透過土壤微生物群來了解土壤本身
對全球土壤內部基因體組的首次調查揭露出一場真菌和細菌之間的大戰
by Iris Kruijen
土壤在養分的循環和把碳儲存起來這些方面是不可或缺的;此外,土壤內部也充斥著各式各樣的生命。為了更加了解土壤的功能,由歐洲分子生物學實驗室(EMBL)和愛沙尼亞塔圖爾大學領導的國際研究團隊,對土壤中的細菌和真菌進行了第一起範圍涵蓋全球的研究。他們的結果顯示細菌和真菌為了爭奪養分而衝突不休,並且製造出各式各樣的抗生素兵器來比對方取得更多優勢。這項研究也有助於我們預測氣候變遷對土壤的影響,並讓我們可以更加善用土壤的天然成分來幫助農業發展。研究結果發表於2018年8月1日的期刊《自然》(Nature)。

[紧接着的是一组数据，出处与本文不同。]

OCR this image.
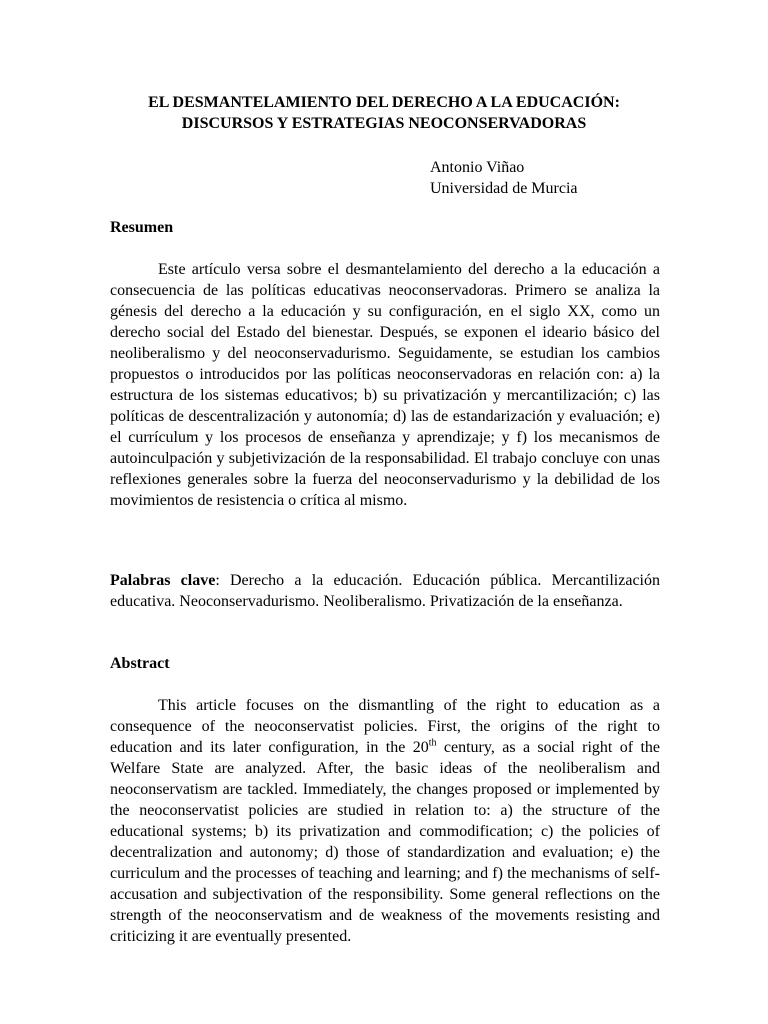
EL DESMANTELAMIENTO DEL DERECHO A LA EDUCACIÓN:
DISCURSOS Y ESTRATEGIAS NEOCONSERVADORAS
Antonio Viñao
Universidad de Murcia
Resumen
Este artículo versa sobre el desmantelamiento del derecho a la educación a consecuencia de las políticas educativas neoconservadoras. Primero se analiza la génesis del derecho a la educación y su configuración, en el siglo XX, como un derecho social del Estado del bienestar. Después, se exponen el ideario básico del neoliberalismo y del neoconservadurismo. Seguidamente, se estudian los cambios propuestos o introducidos por las políticas neoconservadoras en relación con: a) la estructura de los sistemas educativos; b) su privatización y mercantilización; c) las políticas de descentralización y autonomía; d) las de estandarización y evaluación; e) el currículum y los procesos de enseñanza y aprendizaje; y f) los mecanismos de autoinculpación y subjetivización de la responsabilidad. El trabajo concluye con unas reflexiones generales sobre la fuerza del neoconservadurismo y la debilidad de los movimientos de resistencia o crítica al mismo.
Palabras clave: Derecho a la educación. Educación pública. Mercantilización educativa. Neoconservadurismo. Neoliberalismo. Privatización de la enseñanza.
Abstract
This article focuses on the dismantling of the right to education as a consequence of the neoconservatist policies. First, the origins of the right to education and its later configuration, in the 20th century, as a social right of the Welfare State are analyzed. After, the basic ideas of the neoliberalism and neoconservatism are tackled. Immediately, the changes proposed or implemented by the neoconservatist policies are studied in relation to: a) the structure of the educational systems; b) its privatization and commodification; c) the policies of decentralization and autonomy; d) those of standardization and evaluation; e) the curriculum and the processes of teaching and learning; and f) the mechanisms of self-accusation and subjectivation of the responsibility. Some general reflections on the strength of the neoconservatism and de weakness of the movements resisting and criticizing it are eventually presented.
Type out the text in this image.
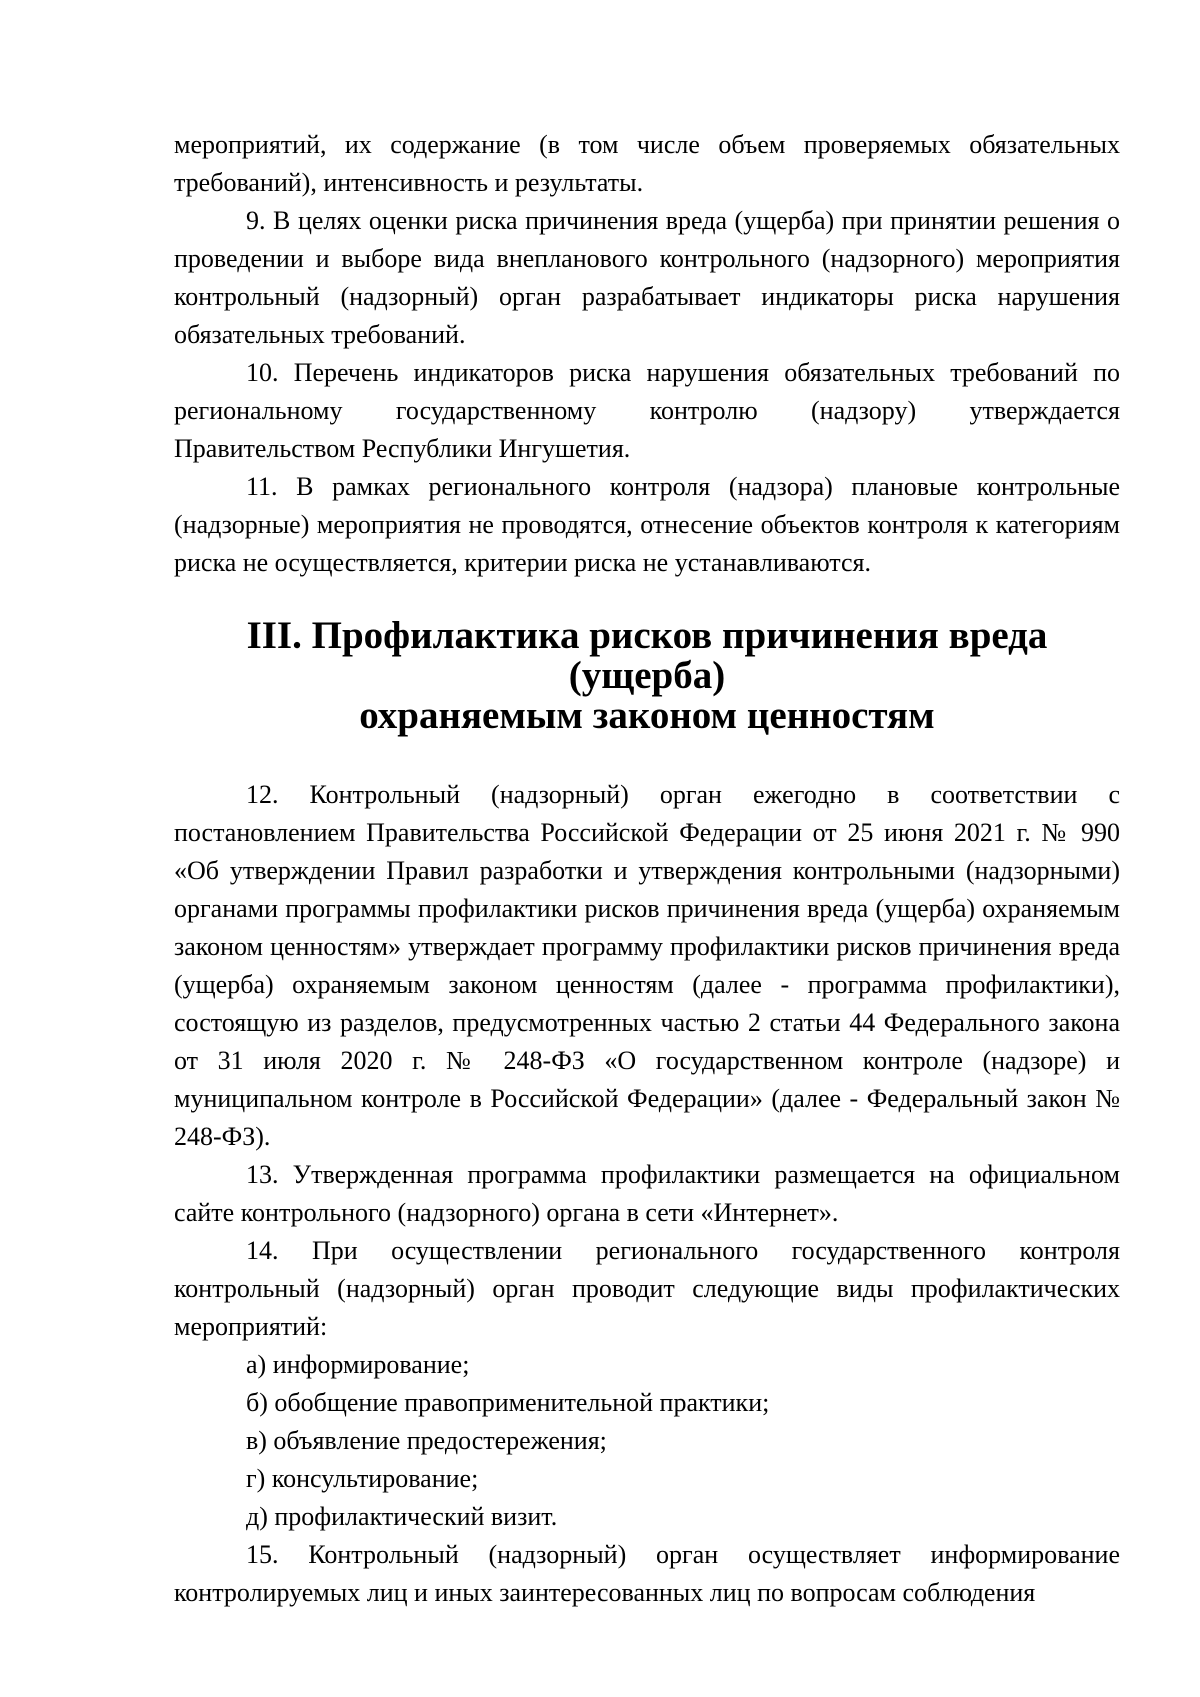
мероприятий, их содержание (в том числе объем проверяемых обязательных требований), интенсивность и результаты.

9. В целях оценки риска причинения вреда (ущерба) при принятии решения о проведении и выборе вида внепланового контрольного (надзорного) мероприятия контрольный (надзорный) орган разрабатывает индикаторы риска нарушения обязательных требований.

10. Перечень индикаторов риска нарушения обязательных требований по региональному государственному контролю (надзору) утверждается Правительством Республики Ингушетия.

11. В рамках регионального контроля (надзора) плановые контрольные (надзорные) мероприятия не проводятся, отнесение объектов контроля к категориям риска не осуществляется, критерии риска не устанавливаются.

III. Профилактика рисков причинения вреда (ущерба)
охраняемым законом ценностям

12. Контрольный (надзорный) орган ежегодно в соответствии с постановлением Правительства Российской Федерации от 25 июня 2021 г. № 990 «Об утверждении Правил разработки и утверждения контрольными (надзорными) органами программы профилактики рисков причинения вреда (ущерба) охраняемым законом ценностям» утверждает программу профилактики рисков причинения вреда (ущерба) охраняемым законом ценностям (далее - программа профилактики), состоящую из разделов, предусмотренных частью 2 статьи 44 Федерального закона от 31 июля 2020 г. № 248-ФЗ «О государственном контроле (надзоре) и муниципальном контроле в Российской Федерации» (далее - Федеральный закон № 248-ФЗ).

13. Утвержденная программа профилактики размещается на официальном сайте контрольного (надзорного) органа в сети «Интернет».

14. При осуществлении регионального государственного контроля контрольный (надзорный) орган проводит следующие виды профилактических мероприятий:

а) информирование;

б) обобщение правоприменительной практики;

в) объявление предостережения;

г) консультирование;

д) профилактический визит.

15. Контрольный (надзорный) орган осуществляет информирование контролируемых лиц и иных заинтересованных лиц по вопросам соблюдения
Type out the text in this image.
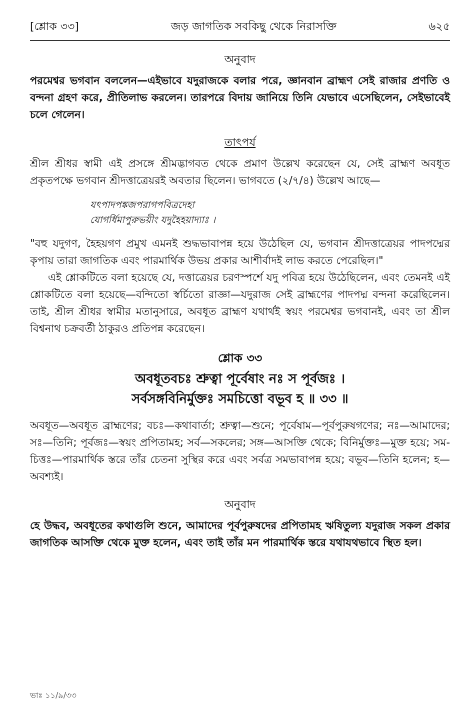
[শ্লোক ৩৩]	জড় জাগতিক সবকিছু থেকে নিরাসক্তি	৬২৫
অনুবাদ

পরমেশ্বর ভগবান বললেন—এইভাবে যদুরাজকে বলার পরে, জ্ঞানবান ব্রাহ্মণ সেই রাজার প্রণতি ও বন্দনা গ্রহণ করে, প্রীতিলাভ করলেন। তারপরে বিদায় জানিয়ে তিনি যেভাবে এসেছিলেন, সেইভাবেই চলে গেলেন।

তাৎপর্য

শ্রীল শ্রীধর স্বামী এই প্রসঙ্গে শ্রীমদ্ভাগবত থেকে প্রমাণ উল্লেখ করেছেন যে, সেই ব্রাহ্মণ অবধূত প্রকৃতপক্ষে ভগবান শ্রীদত্তাত্রেয়রই অবতার ছিলেন। ভাগবতে (২/৭/৪) উল্লেখ আছে—

যৎপাদপঙ্কজপরাগপবিত্রদেহা
যোগর্ধিমাপুরুভয়ীং যদুহৈহয়াদ্যাঃ ।

"বহু যদুগণ, হৈহয়গণ প্রমুখ এমনই শুদ্ধভাবাপন্ন হয়ে উঠেছিল যে, ভগবান শ্রীদত্তাত্রেয়র পাদপদ্মের কৃপায় তারা জাগতিক এবং পারমার্থিক উভয় প্রকার আশীর্বাদই লাভ করতে পেরেছিল।"

এই শ্লোকটিতে বলা হয়েছে যে, দত্তাত্রেয়র চরণস্পর্শে যদু পবিত্র হয়ে উঠেছিলেন, এবং তেমনই এই শ্লোকটিতে বলা হয়েছে—বন্দিতো স্বর্চিতো রাজ্ঞা—যদুরাজ সেই ব্রাহ্মণের পাদপদ্ম বন্দনা করেছিলেন। তাই, শ্রীল শ্রীধর স্বামীর মতানুসারে, অবধূত ব্রাহ্মণ যথার্থই স্বয়ং পরমেশ্বর ভগবানই, এবং তা শ্রীল বিশ্বনাথ চক্রবর্তী ঠাকুরও প্রতিপন্ন করেছেন।

শ্লোক ৩৩
অবধূতবচঃ শ্রুত্বা পূর্বেষাং নঃ স পূর্বজঃ ।
সর্বসঙ্গবিনির্মুক্তঃ সমচিত্তো বভূব হ ॥ ৩৩ ॥

অবধূত—অবধূত ব্রাহ্মণের; বচঃ—কথাবার্তা; শ্রুত্বা—শুনে; পূর্বেষাম—পূর্বপুরুষগণের; নঃ—আমাদের; সঃ—তিনি; পূর্বজঃ—স্বয়ং প্রপিতামহ; সর্ব—সকলের; সঙ্গ—আসক্তি থেকে; বিনির্মুক্তঃ—মুক্ত হয়ে; সম-চিত্তঃ—পারমার্থিক স্তরে তাঁর চেতনা সুস্থির করে এবং সর্বত্র সমভাবাপন্ন হয়ে; বভূব—তিনি হলেন; হ—অবশ্যই।

অনুবাদ

হে উদ্ধব, অবধূতের কথাগুলি শুনে, আমাদের পূর্বপুরুষদের প্রপিতামহ ঋষিতুল্য যদুরাজ সকল প্রকার জাগতিক আসক্তি থেকে মুক্ত হলেন, এবং তাই তাঁর মন পারমার্থিক স্তরে যথাযথভাবে স্থিত হল।

ভাঃ ১১/৯/৩৩
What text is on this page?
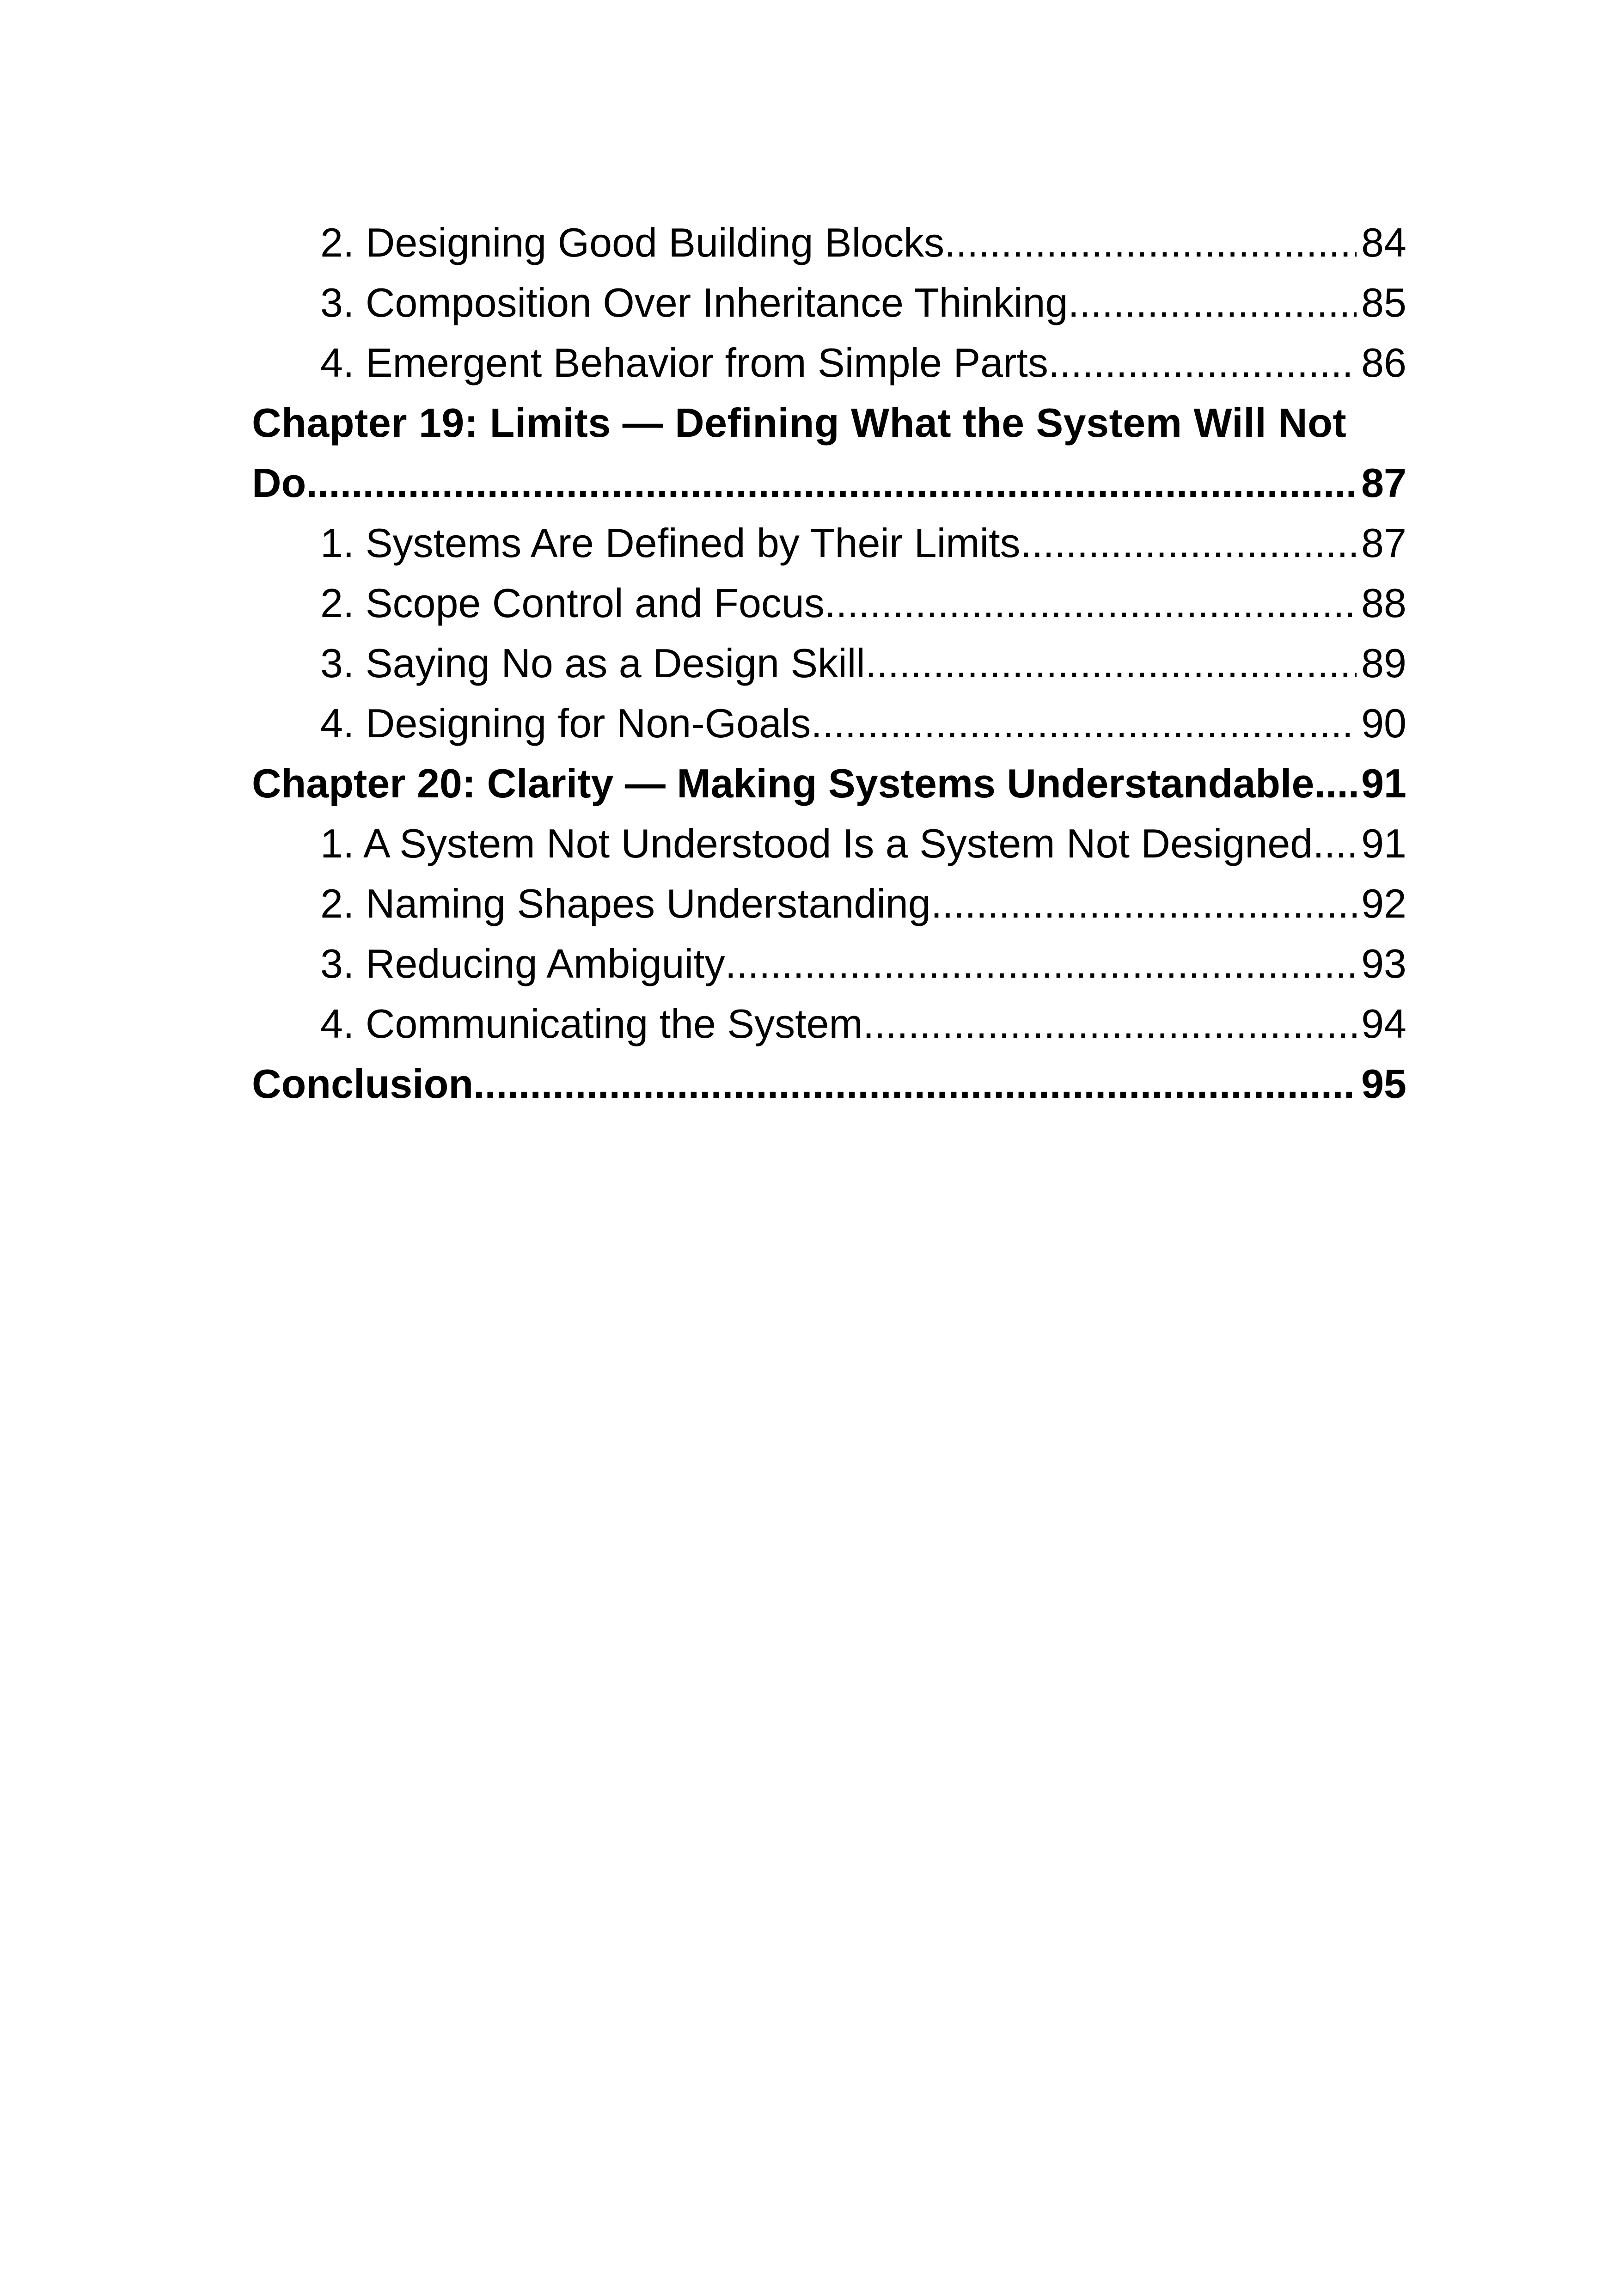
2. Designing Good Building Blocks .....	84
3. Composition Over Inheritance Thinking .....	85
4. Emergent Behavior from Simple Parts .....	86
Chapter 19: Limits — Defining What the System Will Not
Do .....	87
1. Systems Are Defined by Their Limits .....	87
2. Scope Control and Focus .....	88
3. Saying No as a Design Skill .....	89
4. Designing for Non-Goals .....	90
Chapter 20: Clarity — Making Systems Understandable ..... 91
1. A System Not Understood Is a System Not Designed ..... 91
2. Naming Shapes Understanding .....	92
3. Reducing Ambiguity .....	93
4. Communicating the System .....	94
Conclusion .....	95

土壤中的細菌和真菌正在進行一場世界大戰。圖片來源:Falk Hildebrand and Aleksandra Krolik in collaboration with
Campbell Medical Illustration/EMBL
科學家得費盡心力才能進行關於土壤微生物群的研究。在5年的研究過程中,他們從世界各地仔細選出未受人類活動影響(像是農業)的1450個地點,接著從每個地點採集40個土壤樣品,總計多達58000個樣品。第一作者塔圖爾大學 Mohamad Bahram和EMBL的Falk Hildebrand與眾多合作人員共同發起這件龐大的計劃、採集樣品並分析合計多達14.2TB的資料。他們在1450個採樣地點之中選出189個進行更加深入的分析。這189個地點涵蓋了地球各大洲,從熱帶森林至寒帶凍原等全球最重要的生物群系。
在土壤中發生的微生物世界大戰
在此研究中發現的數百萬個基因只有0.5%跟從腸道和海洋微生物群發現的現有數據有所重疊。研究通訊作者,EMBL研究團隊的領導人Peer Bork表示:「這些未知基因的數量令人嘆為觀止。但我們可以解讀的少數基因明確指出土壤裡的細菌和真菌之間正在進行一場世界大戰。」
總括來說,當土壤裡的真菌數量比細菌多的時候,細菌的多樣性也會比較低。此外,研究人員也發現細菌用來產生抗生素抗藥性的基因數量跟真菌的數量之間有很強烈的相關性,特別是跟那些可能會產生抗生素(如盤尼西林)的真菌數量。 Falk
Hildebrand說:「這種模式有個很好的解釋――真菌在對抗細菌的戰事中會製造出抗生素,因此只有含有足夠抗生素抗藥性基因的細菌才能生存下來。」
Mohamad Bahram表示:「細菌和真菌之間的對立狀態影響了細菌群落的整體多樣性,也決定了抗生素抗藥性在基因組庫的多寡。」這項資訊可以用來預測導致抗生素抗藥性的基因在不同生態系中的分布情形,以及這些基因可能會透過什麼路徑傳給人類病原體。此外,這也有助於預測並找出自然界哪裡有可以產生高效抗生素的物種。
區域差異
團隊也發現細菌和真菌的分布情形具有地域上的差異。細菌可謂無所不在,並在溫帶地區的溫和氣候下具有最高的基因多樣性。諸如溫度之類的環境因子在它們的相對數量上具有最為關鍵的影響:細菌通常偏好於濕熱地區;真菌則更加常見於寒原之類的乾冷氣候。此外,它們的分布也很容易受到地理因素的限制,在不同大陸上的族群數目具有差異。這意謂細菌和真菌對養分循環的相對貢獻在世界各地不盡相同,因此氣候變遷對它們組成和功能的影響在各地可能也不一樣。
人類活動的影響
比較土壤未受開發的地點與受到人類活動影響的地點,像是農地或是庭院草坪,數據顯示細菌、真菌和抗生素之間的比例完全不同。自然演化成的平衡狀態或許經歷了地球歷史上的大部分時光。據這些科學家所述,自然平衡的改變顯示人類活動對土壤微生物群的影響會造成目前仍無法得知的後果。不過,更加理解土壤中真菌和細菌之間的交互作用,有助於我們的農業減少土壤肥料的使用,讓具有益處的微生物有更多機會可以在自然環境中存活下來。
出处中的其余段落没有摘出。